Al no existir un control adecuado, quien quiera ingresar al Brasil por este paso fronterizo no tiene la posibilidad de hacer los trámites legales del ingreso. Si desean hacerlo deben recorrer más de 90 kilómetros hasta Dionisio Cerqueira, con lo que se pierde la distancia acortada. En el caso que no conozcan esta realidad, los turistas solo siguen camino por la ruta BR 282 hasta San Miguel do Oeste y de ahí avanzan hasta Florianopolis, recorriendo la región central del estado de Santa Catarina. Las autoridades de la policía Civil brasileña saben de este inconveniente legal, pero muchas veces hacen la vista hacia otro lado, o recomiendan al turista a viajar a Dionisio Cerqueira a hacer el trámite de ingreso.

En San Miguel Do Oeste hay una oficina de la “Receita Federal” ente encargado de los controles migratorios y fiscales en Brasil. Pero esta oficina lo que hace es el control fiscal interno de las empresas y aclaran que los trámites fiscales de ingreso al país se hacen en esa región, solo en Dionisio Cerqueira.

El inconveniente surge cuando el turista requiere atención médica o policial durante su estadía en el Brasil. Ahí sale a la luz que su situación es “ilegal” ya que no tiene la documentación del ingreso al país, por lo que es proclive a ser multado y en el caso de la atención médica, muchas veces no puede obtenerla.

 

El Puente Internacional Comandante Rosales es un puente carretero de 102 metros de longitud sobre el Río Pepirí Guazú que une la Provincia de Misiones (Argentina) y el Estado de Santa Catarina (Brasil). No existen localidades en las cabeceras del puente, siendo las localidades más cercanas el paraje “7 Estrellas” del lado argentino y Paraíso del lado brasileño; las localidades de importancia más cercana son São Miguel do Oeste y San Pedro.

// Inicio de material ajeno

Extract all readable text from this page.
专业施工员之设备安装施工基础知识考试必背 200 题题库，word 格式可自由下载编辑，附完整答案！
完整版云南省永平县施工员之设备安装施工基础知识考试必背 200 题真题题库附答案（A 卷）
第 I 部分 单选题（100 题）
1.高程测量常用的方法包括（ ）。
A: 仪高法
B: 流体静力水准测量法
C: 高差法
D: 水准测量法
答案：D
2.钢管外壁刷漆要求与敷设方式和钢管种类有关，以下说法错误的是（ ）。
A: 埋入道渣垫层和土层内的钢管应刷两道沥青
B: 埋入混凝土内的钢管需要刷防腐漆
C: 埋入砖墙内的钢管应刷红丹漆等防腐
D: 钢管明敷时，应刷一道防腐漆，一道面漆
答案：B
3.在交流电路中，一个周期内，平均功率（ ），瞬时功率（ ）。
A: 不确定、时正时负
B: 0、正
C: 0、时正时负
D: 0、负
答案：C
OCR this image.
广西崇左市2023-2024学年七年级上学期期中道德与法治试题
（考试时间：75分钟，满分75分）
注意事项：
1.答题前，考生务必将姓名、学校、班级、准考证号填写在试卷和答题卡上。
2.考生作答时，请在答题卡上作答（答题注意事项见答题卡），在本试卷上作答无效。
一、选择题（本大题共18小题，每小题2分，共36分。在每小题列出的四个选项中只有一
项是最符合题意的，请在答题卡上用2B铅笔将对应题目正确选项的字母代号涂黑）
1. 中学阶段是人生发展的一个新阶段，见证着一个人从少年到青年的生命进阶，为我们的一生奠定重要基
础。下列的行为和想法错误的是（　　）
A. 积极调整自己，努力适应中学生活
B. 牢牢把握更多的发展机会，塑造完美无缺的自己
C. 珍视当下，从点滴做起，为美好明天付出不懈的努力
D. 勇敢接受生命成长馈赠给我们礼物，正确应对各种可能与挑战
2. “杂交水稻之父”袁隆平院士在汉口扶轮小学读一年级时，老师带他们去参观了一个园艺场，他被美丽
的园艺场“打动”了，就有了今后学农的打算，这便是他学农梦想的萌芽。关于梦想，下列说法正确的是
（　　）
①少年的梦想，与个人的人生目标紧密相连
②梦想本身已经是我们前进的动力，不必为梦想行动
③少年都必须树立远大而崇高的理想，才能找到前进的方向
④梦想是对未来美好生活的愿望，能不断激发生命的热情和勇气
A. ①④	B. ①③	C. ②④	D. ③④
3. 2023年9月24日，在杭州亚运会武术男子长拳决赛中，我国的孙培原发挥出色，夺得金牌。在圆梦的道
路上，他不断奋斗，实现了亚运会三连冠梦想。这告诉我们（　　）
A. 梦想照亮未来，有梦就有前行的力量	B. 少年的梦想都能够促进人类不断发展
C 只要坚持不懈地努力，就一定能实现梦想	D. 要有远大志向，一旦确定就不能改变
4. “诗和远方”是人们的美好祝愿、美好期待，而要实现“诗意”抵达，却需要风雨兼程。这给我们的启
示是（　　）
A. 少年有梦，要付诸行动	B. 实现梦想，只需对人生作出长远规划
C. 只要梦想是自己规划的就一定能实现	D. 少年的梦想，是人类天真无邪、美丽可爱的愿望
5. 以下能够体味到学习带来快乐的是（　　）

El puente vincula la Ruta Provincial 27 en Misiones, que empalma con la RN 14 (previo enlace con la ruta provincial 16); con la prolongación de la BR282 desde São Miguel do Oeste en Santa Catarina. Esta vinculación permite acortar en 150 km la llegada a la ciudad brasileña desde Argentina, considerada como la puerta de entrada a la Ruta de las Playas.

En el lado brasileño, a principios del año 2010, la ruta BR 282 desde Paraíso a la frontera, ya se encontraba totalmente asfaltada, finalizando el asfalto al final del puente sobre la costa argentina. En tanto la ruta 27 fue asfaltada por la Dirección Provincial de Vialidad, trabajo realizado por la empresa JCR hace dos años.

En realidad, para ambas naciones, el nombre oficial es Puente Internacional “Pepirí Guazú – São Miguel do Oeste”, aunque exista en el puesto de control sanitario brasileño, un cartel que dice en portugués “Puente Internacional Río Pepiri Guaçu – Límite Argentina-Brasil” y del lado argentino, un cartel dice “Paso Internacional Pepirí Guazú”. El nombre de “Paso Rosales” es dado por el Grupo de Gendarmería Nacional Argentina, que depende de la Sección “San Pedro” de esa Institución, cuyos integrantes cumplen funciones de control en conjunto a las autoridades aduaneras y migratorias.